UPDATE JUNE 12: Accused DUI driver Scott Gragson, 53, is being sued by one of his passengers.
The lawsuit was filed by 50-year-old Christopher Bentley, who is also an employee of Colliers International.
Gragson and his 4 passengers were at a charity event at a nearby golf course before the fatal crash. According to the Las Vegas Review-Journa l, the lawsuit alleges that “alcohol was served at numerous locations across the Bear’s Best golf course” and was served in the clubhouse, restaurant, kiosks and at each of the holes on the golf course.
Bentley joined Colliers as the executive vice president in the Multifamily Division in 2016.
From speeding tickets reduced to parking violations and a previous DUI reduced to reckless driving, Scott Gragson has been able to make the system work to his advantage.
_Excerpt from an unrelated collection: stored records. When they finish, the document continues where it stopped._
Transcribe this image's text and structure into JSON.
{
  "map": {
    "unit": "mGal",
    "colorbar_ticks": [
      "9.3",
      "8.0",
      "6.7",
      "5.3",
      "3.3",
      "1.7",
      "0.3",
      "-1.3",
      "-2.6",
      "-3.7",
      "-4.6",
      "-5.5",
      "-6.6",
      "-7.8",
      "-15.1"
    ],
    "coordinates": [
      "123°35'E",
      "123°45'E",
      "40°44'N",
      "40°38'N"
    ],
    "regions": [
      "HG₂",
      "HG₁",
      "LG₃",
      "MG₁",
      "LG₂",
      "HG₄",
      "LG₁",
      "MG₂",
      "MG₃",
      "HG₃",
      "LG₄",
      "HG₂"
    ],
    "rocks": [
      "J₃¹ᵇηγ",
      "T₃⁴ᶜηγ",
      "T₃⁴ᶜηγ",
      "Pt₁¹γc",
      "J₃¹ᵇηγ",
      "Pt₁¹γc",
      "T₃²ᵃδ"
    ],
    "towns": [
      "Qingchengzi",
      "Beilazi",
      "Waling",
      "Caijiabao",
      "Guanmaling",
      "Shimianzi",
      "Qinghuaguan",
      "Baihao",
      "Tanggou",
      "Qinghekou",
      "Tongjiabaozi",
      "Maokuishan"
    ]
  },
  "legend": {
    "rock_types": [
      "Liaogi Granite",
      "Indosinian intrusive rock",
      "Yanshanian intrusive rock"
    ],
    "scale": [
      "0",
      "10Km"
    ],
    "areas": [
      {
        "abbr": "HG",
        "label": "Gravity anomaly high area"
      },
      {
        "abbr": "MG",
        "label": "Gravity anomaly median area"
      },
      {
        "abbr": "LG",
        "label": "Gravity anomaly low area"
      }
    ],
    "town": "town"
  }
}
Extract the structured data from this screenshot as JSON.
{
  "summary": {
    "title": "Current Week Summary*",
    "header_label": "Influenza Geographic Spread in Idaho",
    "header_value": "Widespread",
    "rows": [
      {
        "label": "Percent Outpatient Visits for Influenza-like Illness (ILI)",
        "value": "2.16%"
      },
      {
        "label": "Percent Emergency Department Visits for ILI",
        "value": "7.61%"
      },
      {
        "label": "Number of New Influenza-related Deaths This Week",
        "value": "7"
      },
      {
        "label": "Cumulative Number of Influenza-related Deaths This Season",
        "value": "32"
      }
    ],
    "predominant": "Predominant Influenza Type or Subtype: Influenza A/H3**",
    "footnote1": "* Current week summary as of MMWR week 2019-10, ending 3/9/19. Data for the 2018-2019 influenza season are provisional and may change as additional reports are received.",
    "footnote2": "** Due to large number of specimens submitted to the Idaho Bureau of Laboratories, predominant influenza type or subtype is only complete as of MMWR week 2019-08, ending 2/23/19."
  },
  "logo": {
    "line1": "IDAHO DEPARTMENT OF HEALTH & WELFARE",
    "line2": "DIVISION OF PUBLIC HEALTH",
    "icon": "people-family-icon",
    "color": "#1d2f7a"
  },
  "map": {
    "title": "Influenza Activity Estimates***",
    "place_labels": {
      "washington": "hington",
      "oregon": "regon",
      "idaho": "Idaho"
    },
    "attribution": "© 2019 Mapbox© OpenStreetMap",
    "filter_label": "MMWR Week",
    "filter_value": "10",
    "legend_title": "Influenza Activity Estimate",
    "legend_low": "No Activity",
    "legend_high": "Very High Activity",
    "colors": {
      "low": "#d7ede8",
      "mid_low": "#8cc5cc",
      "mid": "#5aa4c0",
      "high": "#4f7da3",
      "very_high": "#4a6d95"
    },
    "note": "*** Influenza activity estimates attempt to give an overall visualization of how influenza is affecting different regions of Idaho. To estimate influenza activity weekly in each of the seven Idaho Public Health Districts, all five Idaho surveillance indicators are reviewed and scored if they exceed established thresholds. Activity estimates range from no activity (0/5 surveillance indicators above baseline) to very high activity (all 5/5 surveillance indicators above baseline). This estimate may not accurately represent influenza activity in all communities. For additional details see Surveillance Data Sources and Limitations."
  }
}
Scott Russell Gragson is the grandson of a former Las Vegas mayor and the father of a NASCAR driver. He's wealthy, well-connected and influential. And now, he's an accused felon.
This is the first time Gragson has faced felony DUI charges, but it's not his first DUI. Sources in the legal system with access to records confirm Gragson was charged with DUI alcohol in 2001. A misdemeanor first offense.
"Anybody who gets a misdemeanor DUI is very lucky because they haven't killed anybody yet. And they haven't injured anybody yet. They haven't destroyed lives yet. But eventually the luck runs out," said Sandy Heverly of Stop DUI.
Court records show back in 2001, after being charged with DUI alcohol, Gragson pleaded guilty to a reduced charge of misdemeanor reckless driving. He was sentenced to DUI school and a victim impact panel and had to pay $560 in fines.
"Unfortunately, when that happens, I think people have a tendency to lose the seriousness of the crime," Heverly said.
We spoke to Heverly last August about drivers whose DUI charges have been reduced to reckless driving.
"When you're driving under the influence, you're a potential killer! And when you reduce it and make it so minimal it takes away the danger, it takes away the very strong message that we've been trying to get across to the driving public," she said.
Court sources and records also confirm in 2001, 2011, 2012 and 2016 Gragson had a total of five traffic violations -- several for speeding -- that were reduced to parking tickets. With help from attorneys, he was able to get the infractions reduced after attending traffic school.
Gragson's attorney David Chesnoff says his client has entered a not guilty plea in the current case and plans a vigorous defense in court. He dismisses discussion of prior cases as speculation.
13 Investigates has also learned from a knowledgeable source that Gragson was seen with a drink in his hand while behind the wheel at The Ridges guard gate, minutes before the deadly crash. Attorney Chesnoff said he hasn't seen the security video and doesn't comment outside of court on things that could be evidence.
There is already controversy surrounding some of the evidence, specifically how long it took to get a warrant to draw Gragson's blood. That's already resulted in a LVMPD captain being stripped of duty.
When the blood draw did happen three and a half hours after the crash, the Clark County District Attorney says Gragson had a blood alcohol content of .147, which went down to .12 an hour later. Our legal system source says if you do the math and extrapolate backward, it's reasonable to conclude he would have been .21 at the time of the crash, which is nearly three times the legal limit.
"And there's no excuse! My gosh!" said Heverly. "For the last 35 years, the education, the awareness, the alternatives have been made available to people! There is no valid excuse for driving under the influence. I don't care who you are or who you think you are! There is none!"
Scott Gragson is out of jail on $250,000 bail. Conditions include surrendering his passport and alcohol monitoring. A preliminary hearing has been scheduled for October 28.